Emergency Medicine Journal
- Discipline: Emergency medicine
- Language: English
- Edited by: Rick Body

Publication details
- Former names: Archives of Emergency Medicine, Journal of Accident and Emergency Medicine
- History: 1983–present
- Publisher: BMJ Group on behalf of the Royal College of Emergency Medicine (United Kingdom)
- Frequency: Monthly
- Open access: Hybrid
- Impact factor: 2.8 (2025)

Standard abbreviations
- ISO 4: Emerg. Med. J.

Indexing
- ISSN: 1472-0205 (print) 1472-0213 (web)
- OCLC no.: 801060983

Links
- Journal homepage; Online access; Online archive;

= Emergency Medicine Journal =

The Emergency Medicine Journal is a monthly peer-reviewed medical journal that is published by the BMJ Group on behalf of the Royal College of Emergency Medicine of which it is an official journal It is also an official journal of the British Association for Immediate Care and the Faculty of Pre-Hospital Care of the Royal College of Surgeons of Edinburgh.
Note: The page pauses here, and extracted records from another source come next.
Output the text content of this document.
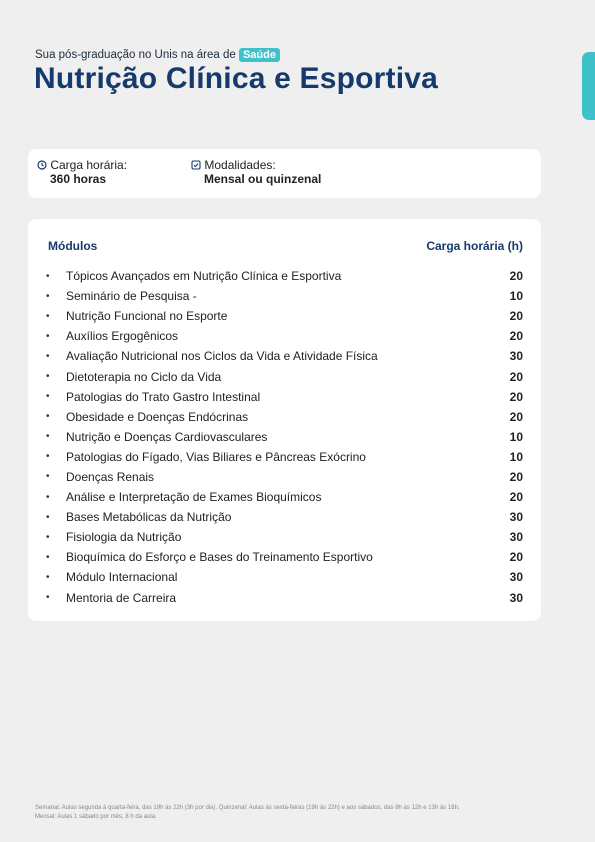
Sua pós-graduação no Unis na área de Saúde
Nutrição Clínica e Esportiva
Carga horária:
360 horas
Modalidades:
Mensal ou quinzenal
Módulos	Carga horária (h)
•	Tópicos Avançados em Nutrição Clínica e Esportiva	20
•	Seminário de Pesquisa -	10
•	Nutrição Funcional no Esporte	20
•	Auxílios Ergogênicos	20
•	Avaliação Nutricional nos Ciclos da Vida e Atividade Física	30
•	Dietoterapia no Ciclo da Vida	20
•	Patologias do Trato Gastro Intestinal	20
•	Obesidade e Doenças Endócrinas	20
•	Nutrição e Doenças Cardiovasculares	10
•	Patologias do Fígado, Vias Biliares e Pâncreas Exócrino	10
•	Doenças Renais	20
•	Análise e Interpretação de Exames Bioquímicos	20
•	Bases Metabólicas da Nutrição	30
•	Fisiologia da Nutrição	30
•	Bioquímica do Esforço e Bases do Treinamento Esportivo	20
•	Módulo Internacional	30
•	Mentoria de Carreira	30
Semanal: Aulas segunda à quarta-feira, das 19h às 22h (3h por dia). Quinzenal: Aulas às sexta-feiras (19h às 22h) e aos sábados, das 8h às 12h e 13h às 16h.
Mensal: Aulas 1 sábado por mês, 8 h da aula.
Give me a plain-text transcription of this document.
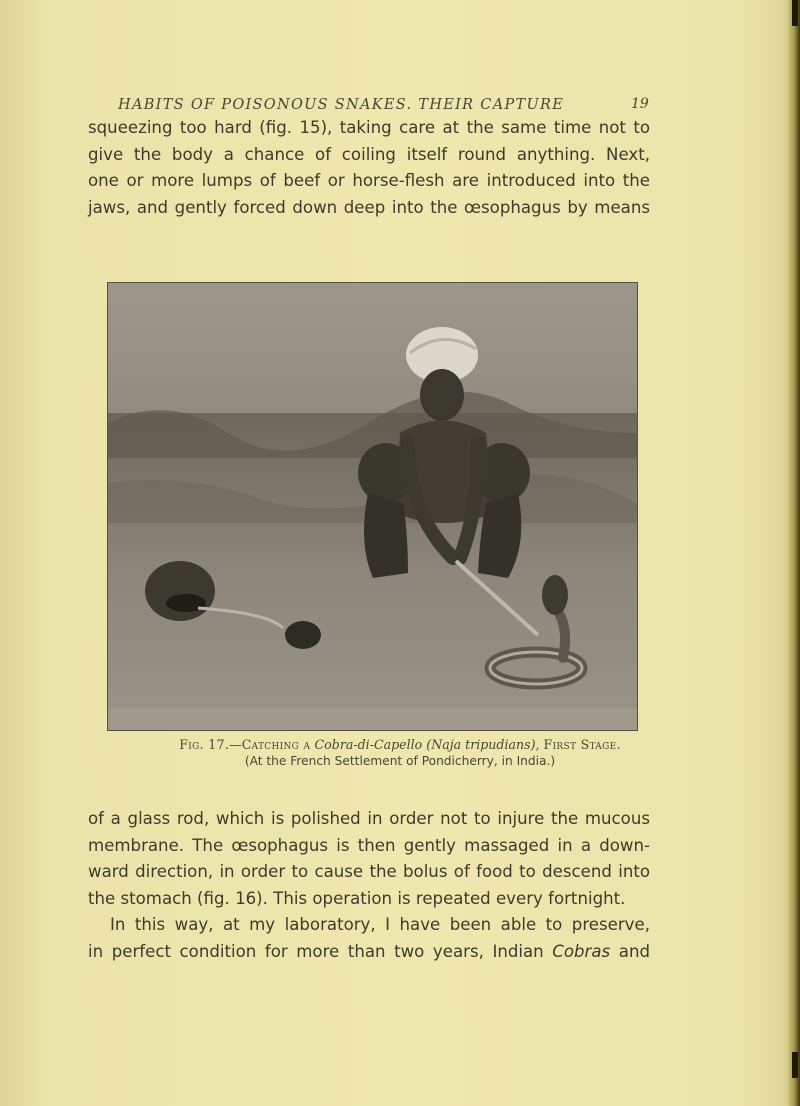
HABITS OF POISONOUS SNAKES. THEIR CAPTURE	19

squeezing too hard (fig. 15), taking care at the same time not to

give the body a chance of coiling itself round anything. Next,

one or more lumps of beef or horse-flesh are introduced into the

jaws, and gently forced down deep into the œsophagus by means

Fig. 17.—Catching a Cobra-di-Capello (Naja tripudians), First Stage.
(At the French Settlement of Pondicherry, in India.)

of a glass rod, which is polished in order not to injure the mucous

membrane. The œsophagus is then gently massaged in a down-

ward direction, in order to cause the bolus of food to descend into

the stomach (fig. 16). This operation is repeated every fortnight.

In this way, at my laboratory, I have been able to preserve,

in perfect condition for more than two years, Indian Cobras and
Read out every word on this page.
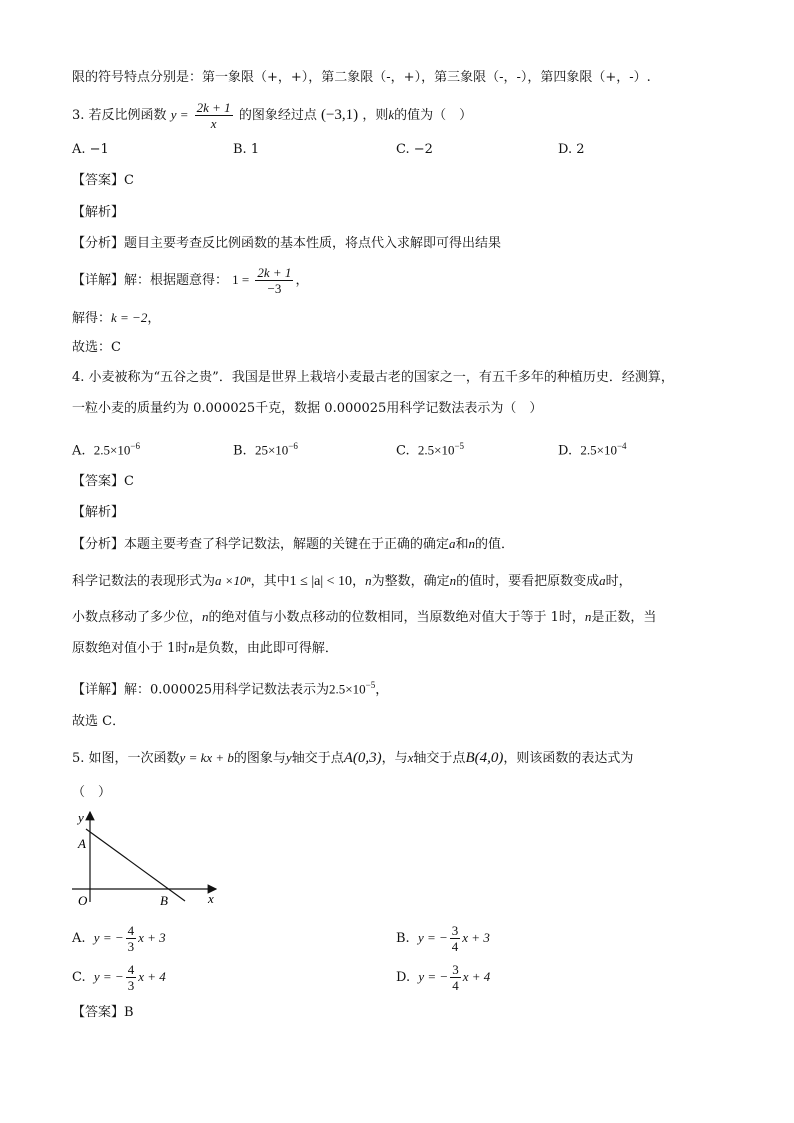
限的符号特点分别是：第一象限（+，+），第二象限（-，+），第三象限（-，-），第四象限（+，-）.
3. 若反比例函数 $y = \frac{2k + 1}{x}$ 的图象经过点 (−3,1) ，则k的值为（　）
A. −1	B. 1	C. −2	D. 2
【答案】C
【解析】
【分析】题目主要考查反比例函数的基本性质，将点代入求解即可得出结果
【详解】解：根据题意得： $1 = \frac{2k + 1}{-3}$ ，
解得：k = −2，
故选：C
4. 小麦被称为“五谷之贵”．我国是世界上栽培小麦最古老的国家之一，有五千多年的种植历史．经测算，
一粒小麦的质量约为 0.000025千克，数据 0.000025用科学记数法表示为（　）
A. $2.5\times 10^{-6}$	B. $25\times 10^{-6}$	C. $2.5\times 10^{-5}$	D. $2.5\times 10^{-4}$
【答案】C
【解析】
【分析】本题主要考查了科学记数法，解题的关键在于正确的确定a和n的值．
科学记数法的表现形式为a ×10ⁿ，其中1 ≤ |a| < 10，n为整数，确定n的值时，要看把原数变成a时，
小数点移动了多少位，n的绝对值与小数点移动的位数相同，当原数绝对值大于等于 1时，n是正数，当
原数绝对值小于 1时n是负数，由此即可得解．
【详解】解：0.000025用科学记数法表示为$2.5\times 10^{-5}$，
故选 C．
5. 如图，一次函数y = kx + b的图象与y轴交于点A(0,3)，与x轴交于点B(4,0)，则该函数的表达式为
（　）
y
x
A
B
O
A. y = − $\frac{4}{3}$ x + 3	B. y = − $\frac{3}{4}$ x + 3
C. y = − $\frac{4}{3}$ x + 4	D. y = − $\frac{3}{4}$ x + 4
【答案】B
The journal covers developments in the field of emergency and critical care medicine in both the hospital and pre-hospital environments.

The journal was established in March 1984 as the Archives of Emergency Medicine and was renamed Journal of Accident and Emergency Medicine in 1994, before receiving its current title in March 2000.

According to the Journal Citation Reports, the journal has a 2023 impact factor of 2.8.